Litz's wife, Cherie, is said to be devastated by the news of her husband's death.
Hired as a part time bailiff in October 1994, Litz became a deputy in June 1995. He was transferred to the K-9 Unit in October 2001. Before he was transferred to the K-9 Unit, Litz was a former Honor Guard and Field Force Team member. He also served as a Field Training Officer for the Patrol Division.
He and his dog, Justice, were practically inseparable.
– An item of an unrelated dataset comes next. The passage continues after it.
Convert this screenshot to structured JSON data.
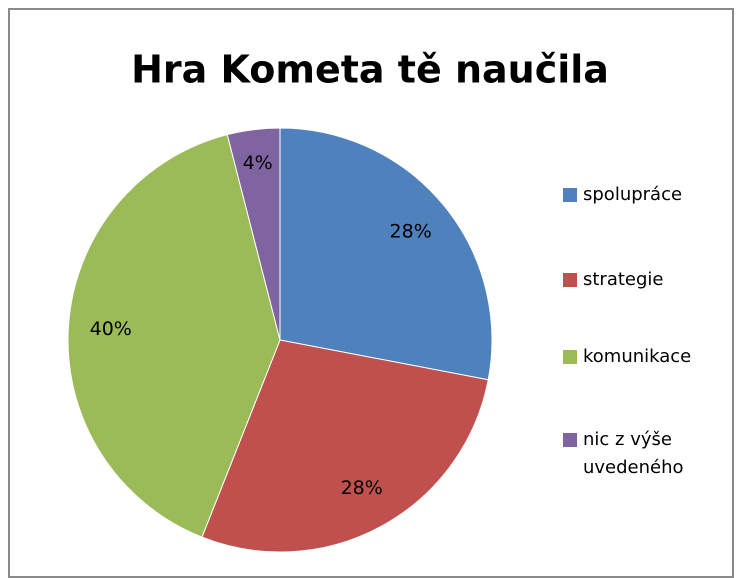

Litz was given numerous Letters of Commendation from citizens and other law enforcement agencies, and was also awarded three Eagle Eye medals and a Medal of Commendation. Two years ago, Litz, along with K-9 Justice, had received their National K-9 Bomb Certification which certified them as experts in detecting explosives.
Within the last 50 plus years, only two Marion deputies, Deputy Bill Rutherford and Sheriff Edward J. Porter Jr., have died in the line of duty. Rutherford was killed in 1990 when he was hit by a drunk driver on State Road 200. In 1951, Porter was killed when a prisoner who he was transporting stabbed him with a ice pick before taking his gun and shooting him.
A little more than two years ago, detectives from the Major Crime Bureau mourned the death of one of their detectives, Robert "Bob" Curran, who died of natural causes while on vacation in North Carolina.